SALT LAKE CITY — Mormons. That buttoned-up, straight-laced, hard right bunch of religious zealots who become increasingly more conservative as one zeroes in on Utah County. In The Righteous and Very Real Housewives of Utah County, the audiences meets the Pratt women in Payson, smack dab in the heart of Mormondom.
The story follows the Pratts through the drama that ensues when their widowed matriarch, Emma (Anne Cullimore Decker), is engaged to marry a non-Mormon man named Dimitri (Jim Dale). While Emma’s daughter, Joy (April Fossen), is up in arms that her mother would even consider replacing her father with another man, other family members are upset about the man’s unfamiliar background. Still others are panicked in anticipation of the public airing of dirty laundry that will inevitably happen when the entire extended family gets together in one reception hall.
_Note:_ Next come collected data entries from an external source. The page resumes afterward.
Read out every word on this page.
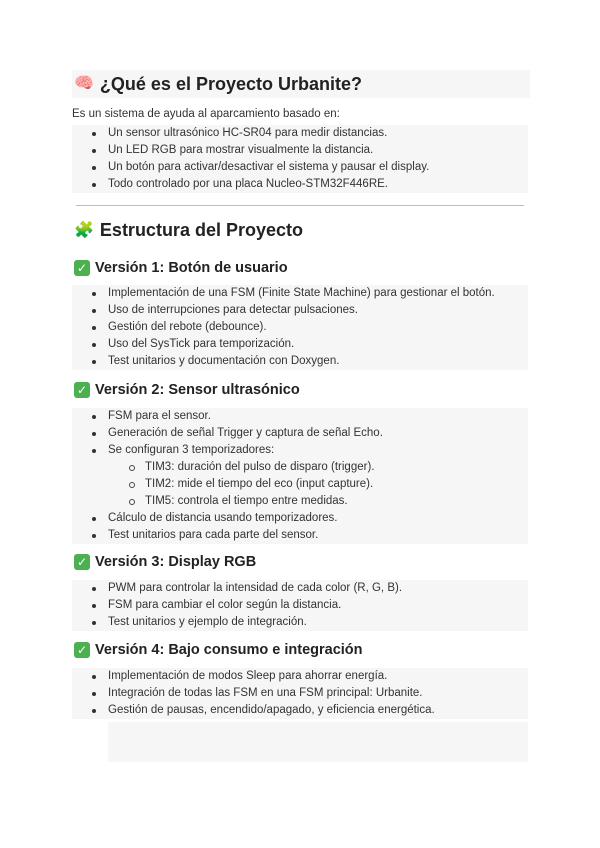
🧠 ¿Qué es el Proyecto Urbanite?

Es un sistema de ayuda al aparcamiento basado en:

Un sensor ultrasónico HC-SR04 para medir distancias.
Un LED RGB para mostrar visualmente la distancia.
Un botón para activar/desactivar el sistema y pausar el display.
Todo controlado por una placa Nucleo-STM32F446RE.
🧩 Estructura del Proyecto
✓ Versión 1: Botón de usuario
Implementación de una FSM (Finite State Machine) para gestionar el botón.
Uso de interrupciones para detectar pulsaciones.
Gestión del rebote (debounce).
Uso del SysTick para temporización.
Test unitarios y documentación con Doxygen.
✓ Versión 2: Sensor ultrasónico
FSM para el sensor.
Generación de señal Trigger y captura de señal Echo.
Se configuran 3 temporizadores:
TIM3: duración del pulso de disparo (trigger).
TIM2: mide el tiempo del eco (input capture).
TIM5: controla el tiempo entre medidas.
Cálculo de distancia usando temporizadores.
Test unitarios para cada parte del sensor.
✓ Versión 3: Display RGB
PWM para controlar la intensidad de cada color (R, G, B).
FSM para cambiar el color según la distancia.
Test unitarios y ejemplo de integración.
✓ Versión 4: Bajo consumo e integración
Implementación de modos Sleep para ahorrar energía.
Integración de todas las FSM en una FSM principal: Urbanite.
Gestión de pausas, encendido/apagado, y eficiencia energética.
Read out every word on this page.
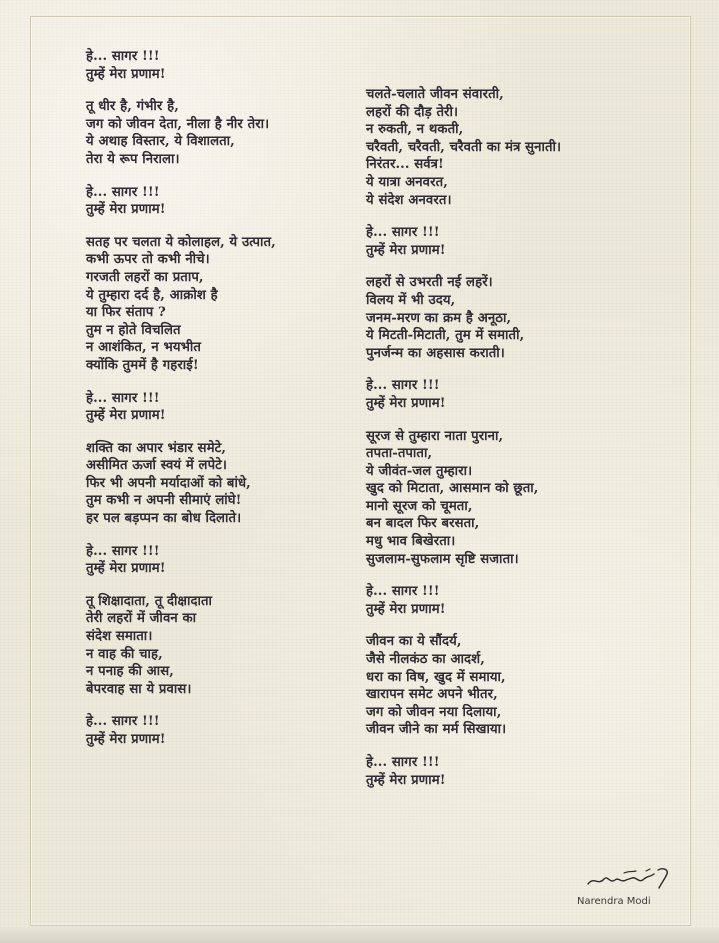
हे... सागर !!!
तुम्हें मेरा प्रणाम!
तू धीर है, गंभीर है,
जग को जीवन देता, नीला है नीर तेरा।
ये अथाह विस्तार, ये विशालता,
तेरा ये रूप निराला।
हे... सागर !!!
तुम्हें मेरा प्रणाम!
सतह पर चलता ये कोलाहल, ये उत्पात,
कभी ऊपर तो कभी नीचे।
गरजती लहरों का प्रताप,
ये तुम्हारा दर्द है, आक्रोश है
या फिर संताप ?
तुम न होते विचलित
न आशंकित, न भयभीत
क्योंकि तुममें है गहराई!
हे... सागर !!!
तुम्हें मेरा प्रणाम!
शक्ति का अपार भंडार समेटे,
असीमित ऊर्जा स्वयं में लपेटे।
फिर भी अपनी मर्यादाओं को बांधे,
तुम कभी न अपनी सीमाएं लांघे!
हर पल बड़प्पन का बोध दिलाते।
हे... सागर !!!
तुम्हें मेरा प्रणाम!
तू शिक्षादाता, तू दीक्षादाता
तेरी लहरों में जीवन का
संदेश समाता।
न वाह की चाह,
न पनाह की आस,
बेपरवाह सा ये प्रवास।
हे... सागर !!!
तुम्हें मेरा प्रणाम!
चलते-चलाते जीवन संवारती,
लहरों की दौड़ तेरी।
न रुकती, न थकती,
चरैवती, चरैवती, चरैवती का मंत्र सुनाती।
निरंतर... सर्वत्र!
ये यात्रा अनवरत,
ये संदेश अनवरत।
हे... सागर !!!
तुम्हें मेरा प्रणाम!
लहरों से उभरती नई लहरें।
विलय में भी उदय,
जनम-मरण का क्रम है अनूठा,
ये मिटती-मिटाती, तुम में समाती,
पुनर्जन्म का अहसास कराती।
हे... सागर !!!
तुम्हें मेरा प्रणाम!
सूरज से तुम्हारा नाता पुराना,
तपता-तपाता,
ये जीवंत-जल तुम्हारा।
खुद को मिटाता, आसमान को छूता,
मानो सूरज को चूमता,
बन बादल फिर बरसता,
मधु भाव बिखेरता।
सुजलाम-सुफलाम सृष्टि सजाता।
हे... सागर !!!
तुम्हें मेरा प्रणाम!
जीवन का ये सौंदर्य,
जैसे नीलकंठ का आदर्श,
धरा का विष, खुद में समाया,
खारापन समेट अपने भीतर,
जग को जीवन नया दिलाया,
जीवन जीने का मर्म सिखाया।
हे... सागर !!!
तुम्हें मेरा प्रणाम!
Narendra Modi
The Pratt women are each fit familiar molds: Joy is an energetic and opinionated woman who dons a smile as she masks her ideas in a conservative Mormon mold, especially as she and her husband are prepare to leave on a Mormon mission to Mexico. Joy has two sisters-in-law: Ramona (Holly Fowers), the terrifying woman who wears horrible Deseret Industry dresses with clunky black shoes, has been pregnant since her wedding night, and disapproves of anyone attending this play; and Lupita (Anne Louise Brings), the Mormon who grew up abroad and managed to claim the belief system without being tainted by the Utah Mormon culture. Joy’s daughter, Jena (Nicki Nixon) is a liberal Mormon vegan who insists that even with her questions and doubts, she has the right to claim a place within her culture and beliefs. And then there’s Joy’s daughter-in-law, Wendy (Haley McCormick), who is from Idaho and doesn’t believe faith and critical thought can coexist.
As the women prepared for Emma’s wedding, the audience gained a deeper understanding of what Wendy had explained in her opening monologue: that none of these women was just as she seemed on the surface. Within the simple backdrop of a generic suburban home (set designed Halee Rasmussen), each woman grappled with her relationship with both her family and the Mormon Church. Throughout the evening, it became clear that very often the two institutions are inseparable.
I found that the play’s strongest point was in presenting the conflict between different styles of living the same religion. In their very stereotypical Utah county attire (costumes designed by Melanie Nelson), each actress gave a strong portrayal of a distinct style of Mormon, and the play spoke to me more about their interactions than their specific issues. The Righteous and Very Real Housewives of Utah County didn’t necessarily cover any new themes – the characters’ conflicts touched on the Church’s attitude toward homosexuality, the pre-1978 ban on blacks holding the Priesthood, the role of women, the Word of Wisdom (the Mormon ban on coffee, alcohol, and smoking) – all of which have been given quite a bit of public attention in recent years. But, what this play brings to the table is a new look at how Mormons interact with people they care about who have a different take on “absolute truth.”
While all of the acting was strong, I enjoyed the play most during the interactions between Emma (Anne Cullimore Decker) and Lupita (Anne Louise Brings). The two had an endearing rapport that had me alternating between laughter and sentimentality, as Emma softened her hardline dogmatisms through Lupita’s feisty encouragement.
The Righteous and Very Real Housewives of Utah County, written by Miguel Santana and based on his eponymous book, and directed by Alexandra Harbold, surveyed such a broad range of issues within Mormondom that it could easily get sidetracked as the script meanders into different tangents. So, I found it refreshing that Santana and Harbold were able to still present the issues within engaging and tangible characters and always focused on the story first. The only character who I found incongruous was Wendy. After she narrates the humorous opening sequence, metaphorically describing each of the Pratt women’s personalities in terms of their relationship with green Jell-O salad, Wendy becomes a minor character. While each of the other characters’ duality and motivations are explored, Wendy’s verve seems to disappear entirely as she goes from being the leather boot sporting descendant of Idaho apostates to an unquestioning, housewife. Perhaps that abrupt transition is the whole point of her character, but from watching the play, I got the impression that Wendy was given more attention in the book.
Harbold directed a strong cast whose group chemistry made the play’s sometimes heavy subject matter enjoyable. The very gifted cast breathed life into their relationships and topics that could have felt tired without such vibrant actors. For a pleasant and often quite humorous look at Utah Mormon culture, you can’t go wrong with The Righteous and Very Real Housewives of Utah County.